The conversation is getting heated. You can feel the pressure inside you building. You need to speak. How should you speak so you get heard with adding fuel to the flames? Try these 7 tips to speaking effectively in fiery conversations and see what happens!
- Slow yourself down and pause the voice inside your head. Remember, that voice is highlighting your emotional reaction and what you need to access is your rational processing. If you breathe, tell yourself ‘you can handle this’, you have a greater chance of focusing on what is really being said and therefore what you actually need to speak to.
- Make sure the other person knows you are slowing down and focusing on them. This includes attentive and curious eye contact, settled body movement, and encouraging facial expressions. It’s ok…you might as well find out what the person is thinking because they are thinking it anyways.
- See the other person the way they want to be seen first (paraphrase of a Mahatma Gandhi quote!)
- Ask questions that link to what is being said.
- Verbally prove you heard what is being said, even if you disagree.
- Verbally agree where you can, as often as you can. Fascinating how agitated people like to be agreed with!
- Own what is yours to own. If you erred in some way, own it without excuses.
- Consider, do you even need to share your perspective? How necessary is it? How much value will your thoughts add? Can you let the other person go unchallenged? When might there be a better time to come back and address a specific comment or moment in the conversation?

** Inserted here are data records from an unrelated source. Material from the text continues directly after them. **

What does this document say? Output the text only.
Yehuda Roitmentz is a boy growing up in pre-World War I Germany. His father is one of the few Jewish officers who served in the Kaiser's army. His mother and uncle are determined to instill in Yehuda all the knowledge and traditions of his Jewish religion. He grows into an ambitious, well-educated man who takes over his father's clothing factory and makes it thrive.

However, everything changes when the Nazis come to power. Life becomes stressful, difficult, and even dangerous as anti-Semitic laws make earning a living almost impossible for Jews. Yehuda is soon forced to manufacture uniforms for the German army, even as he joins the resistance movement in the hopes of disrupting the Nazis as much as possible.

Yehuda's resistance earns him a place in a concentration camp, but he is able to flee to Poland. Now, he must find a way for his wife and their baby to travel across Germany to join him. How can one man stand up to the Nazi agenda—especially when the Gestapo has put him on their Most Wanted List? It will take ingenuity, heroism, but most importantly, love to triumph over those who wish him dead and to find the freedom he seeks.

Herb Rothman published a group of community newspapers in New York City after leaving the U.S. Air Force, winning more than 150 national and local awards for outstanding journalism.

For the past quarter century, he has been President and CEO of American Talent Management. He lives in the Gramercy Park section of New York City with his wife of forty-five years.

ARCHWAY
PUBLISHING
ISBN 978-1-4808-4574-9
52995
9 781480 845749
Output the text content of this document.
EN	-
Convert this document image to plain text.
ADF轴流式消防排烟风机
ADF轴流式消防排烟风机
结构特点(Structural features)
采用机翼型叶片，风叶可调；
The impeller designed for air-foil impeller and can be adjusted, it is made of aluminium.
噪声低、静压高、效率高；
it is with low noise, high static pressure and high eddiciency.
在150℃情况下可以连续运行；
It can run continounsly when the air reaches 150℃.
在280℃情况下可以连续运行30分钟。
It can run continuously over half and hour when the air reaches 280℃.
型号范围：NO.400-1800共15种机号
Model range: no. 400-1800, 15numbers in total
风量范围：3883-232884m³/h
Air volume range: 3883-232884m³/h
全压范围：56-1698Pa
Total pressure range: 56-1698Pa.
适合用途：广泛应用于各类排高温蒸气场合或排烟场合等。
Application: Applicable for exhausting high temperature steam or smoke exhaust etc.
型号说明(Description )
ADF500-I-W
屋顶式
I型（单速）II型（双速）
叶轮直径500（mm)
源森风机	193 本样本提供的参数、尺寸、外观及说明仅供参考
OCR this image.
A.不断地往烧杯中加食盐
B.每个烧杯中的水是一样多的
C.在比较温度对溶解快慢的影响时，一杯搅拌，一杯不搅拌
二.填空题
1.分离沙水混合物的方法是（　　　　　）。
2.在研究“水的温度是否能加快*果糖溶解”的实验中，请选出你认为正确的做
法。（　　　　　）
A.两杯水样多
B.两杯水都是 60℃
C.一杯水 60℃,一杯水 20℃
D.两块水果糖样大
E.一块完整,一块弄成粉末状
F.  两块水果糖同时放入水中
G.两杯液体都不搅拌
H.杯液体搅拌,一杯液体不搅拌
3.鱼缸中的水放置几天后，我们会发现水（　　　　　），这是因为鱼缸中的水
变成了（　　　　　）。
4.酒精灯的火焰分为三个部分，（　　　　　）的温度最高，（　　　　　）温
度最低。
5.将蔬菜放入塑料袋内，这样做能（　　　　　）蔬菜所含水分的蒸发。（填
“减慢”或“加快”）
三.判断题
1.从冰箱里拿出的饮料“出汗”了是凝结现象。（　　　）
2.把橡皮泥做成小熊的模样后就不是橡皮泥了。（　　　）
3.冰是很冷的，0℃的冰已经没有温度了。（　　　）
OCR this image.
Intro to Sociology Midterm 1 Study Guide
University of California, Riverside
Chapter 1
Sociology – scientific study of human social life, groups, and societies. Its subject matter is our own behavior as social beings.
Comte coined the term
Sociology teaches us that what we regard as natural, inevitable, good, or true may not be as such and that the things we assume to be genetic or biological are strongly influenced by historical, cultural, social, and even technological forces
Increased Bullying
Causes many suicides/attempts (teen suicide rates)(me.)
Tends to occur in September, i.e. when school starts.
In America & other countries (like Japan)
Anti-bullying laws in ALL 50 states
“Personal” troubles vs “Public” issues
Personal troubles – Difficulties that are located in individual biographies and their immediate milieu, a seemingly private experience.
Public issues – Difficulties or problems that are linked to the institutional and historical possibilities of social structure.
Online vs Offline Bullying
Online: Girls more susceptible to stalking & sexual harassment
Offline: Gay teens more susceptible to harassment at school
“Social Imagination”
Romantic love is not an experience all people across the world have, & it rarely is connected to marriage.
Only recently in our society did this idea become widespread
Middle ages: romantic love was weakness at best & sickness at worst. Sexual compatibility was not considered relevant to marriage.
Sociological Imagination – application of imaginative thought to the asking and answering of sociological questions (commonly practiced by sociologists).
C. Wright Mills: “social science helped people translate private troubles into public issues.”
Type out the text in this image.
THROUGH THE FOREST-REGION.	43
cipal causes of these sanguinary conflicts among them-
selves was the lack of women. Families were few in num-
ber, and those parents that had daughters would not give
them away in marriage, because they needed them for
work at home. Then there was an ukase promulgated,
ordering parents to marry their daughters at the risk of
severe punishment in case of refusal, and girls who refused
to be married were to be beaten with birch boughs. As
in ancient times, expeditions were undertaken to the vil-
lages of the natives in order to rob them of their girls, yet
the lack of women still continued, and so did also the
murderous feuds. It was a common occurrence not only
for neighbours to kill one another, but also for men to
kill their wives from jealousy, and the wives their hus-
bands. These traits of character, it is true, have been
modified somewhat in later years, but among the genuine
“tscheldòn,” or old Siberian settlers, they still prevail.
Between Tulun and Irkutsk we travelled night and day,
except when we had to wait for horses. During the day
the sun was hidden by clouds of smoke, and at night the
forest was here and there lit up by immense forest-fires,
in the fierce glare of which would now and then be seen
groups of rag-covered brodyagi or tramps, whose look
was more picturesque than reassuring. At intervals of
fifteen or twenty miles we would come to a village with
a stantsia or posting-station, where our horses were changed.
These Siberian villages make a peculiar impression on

- If you decide you need to share your perspective, then ask permission to share your thoughts. There is no point wasting your time, energy and words if the other person is not ready to hear you. The worst they will say is ‘no, I don’t want to know your perspective’, in which case you repeat 1-3. What you won’t do is get heated!
- When you do share your perspective cover off these basic areas: what you value, your hopes, your concerns and your intentions behind anything the other person saw as problematic conduct, and what you would like to see moving forward. Be measured – go slow, pace yourself, speak for brief 20-30 seconds of time, keep your tone as normal as possible. This is how you make sure you don’t undo all of the great work you did in steps 1-5.
- After you speak, pause and listen and see what the other person took from your perspective. Prove you heard them and re-clarify anything that requires re-clarifying…of course in a measured manner.
This should add water to the flames and turn the conversation into a more productive dialogue that allows the relationship to stay intact.